It is right to reject the hysterical fiction of London as a city in moral freefall after the disorder in Clapham (Editorial, 8 April). But the deeper issue is not only exaggeration. It is the ease with which young people, once visible in public space, are turned into signs of disorder before they have done anything at all.
Society does not merely fear what some young people do; it fears their collective presence. Teenagers gathering on a high street are too quickly read as menace, excess or incipient criminality. In that sense, the language surrounding Clapham matters as much as the incident itself. Terms such as “feral”, “swarm” and “gang” do not neutrally describe behaviour. They help produce a belief in the young person as threat, as someone to be monitored and contained rather than understood socially.

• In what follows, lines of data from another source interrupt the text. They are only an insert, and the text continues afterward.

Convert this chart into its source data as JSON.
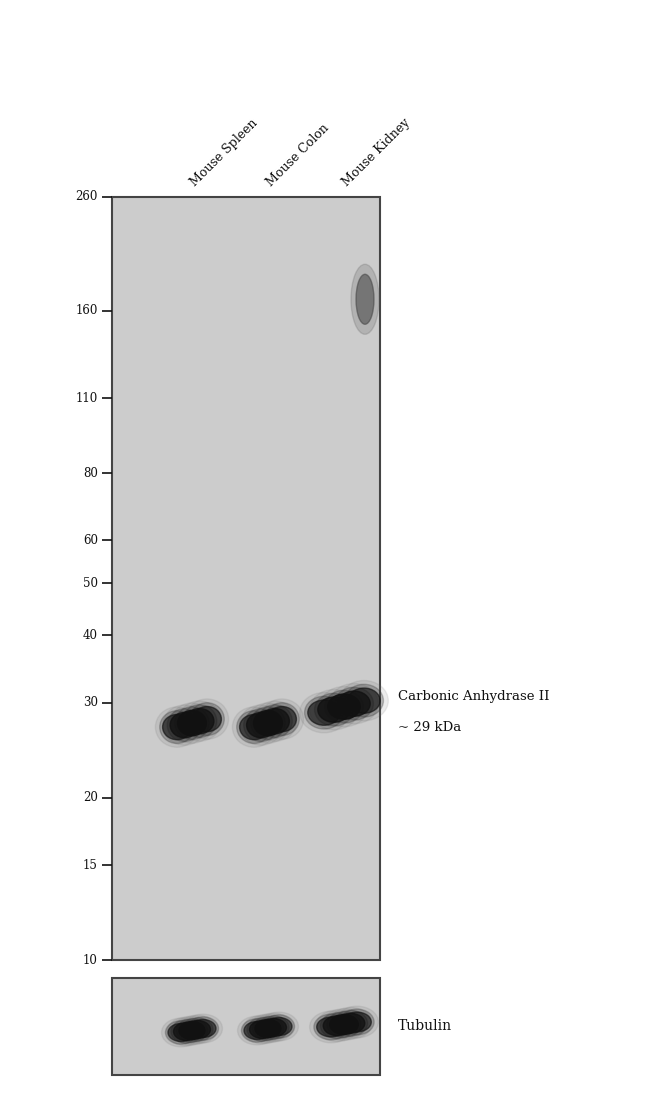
{
  "bg_color": "#ffffff",
  "gel_bg_color": "#cccccc",
  "gel_border_color": "#444444",
  "text_color": "#111111",
  "band_color": "#111111",
  "figure_width": 6.5,
  "figure_height": 11.2,
  "mw_markers": [
    260,
    160,
    110,
    80,
    60,
    50,
    40,
    30,
    20,
    15,
    10
  ],
  "lane_labels": [
    "Mouse Spleen",
    "Mouse Colon",
    "Mouse Kidney"
  ],
  "band_annotation_line1": "Carbonic Anhydrase II",
  "band_annotation_line2": "~ 29 kDa",
  "tubulin_label": "Tubulin"
}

This matters because moral panic does more than distort events. It organises sympathy. The adult public is invited to see itself as the rational, vulnerable subject in need of protection, while the young are cast as morally suspect bodies whose visibility alone seems to justify intervention. Once that framing takes hold, the political horizon narrows. Questions of youth provision, social space, inequality and abandonment are pushed aside by demands for tougher policing and faster punishment.
Of course serious antisocial behaviour requires a response. But if we address young people only through the language of nuisance and control, we will simply reproduce the conditions we claim to deplore. Safer cities are not built by treating youth as a population to be managed out of sight. They are built by recognising young people as social subjects, entitled not only to boundaries, but also to space, dignity and a future.
Sum Kung
Cambridge
More objective assessments of London’s merits come to different conclusions from those of Donald Trump and social media posts (Sadiq Khan demands stronger action on social media ‘outrage economy’, 9 April). Every year since 2012, London has come top of the annual survey of world cities undertaken by the Mori Memorial Foundation, a Japanese urban research centre.
Its Global Power City Index ranks 48 major cities according to their “magnetism” or power to attract people, capital and enterprises from around the world. It measures six functions – economy, research and development, cultural interaction, livability, environment and accessibility.
London comes top in cultural interaction and accessibility, and second to New York in economy and research and development. In livability, which includes security and safety, life expectancy, social freedom and equality, as well as in environment, it is still far above all the American cities. Good news is seldom noticed. Bad news – truth or lies – gets attention.
David Hutchinson
Lewes, East Sussex
We were in London visiting a wonderful community garden, off Gray’s Inn Road, not far from King’s Cross, when Sadiq Khan was elected mayor for the first time. We were delighted for him and the community he serves, as were the many locals we interacted with. We have admired him, his approach, what he has done and, hopefully, will long continue to do for our wonderful capital city.
We are devastated, but sadly not surprised, by the abuse he has to sustain from numerous sources and we applaud his commitment to the post he has undertaken. Far from believing any of the bile on the internet, we are planning a family hen weekend in London and aim to enjoy the unique delights the city has to offer. We will go out of our way to respect others and to behave ourselves. I am practising my raised-eyebrows routine.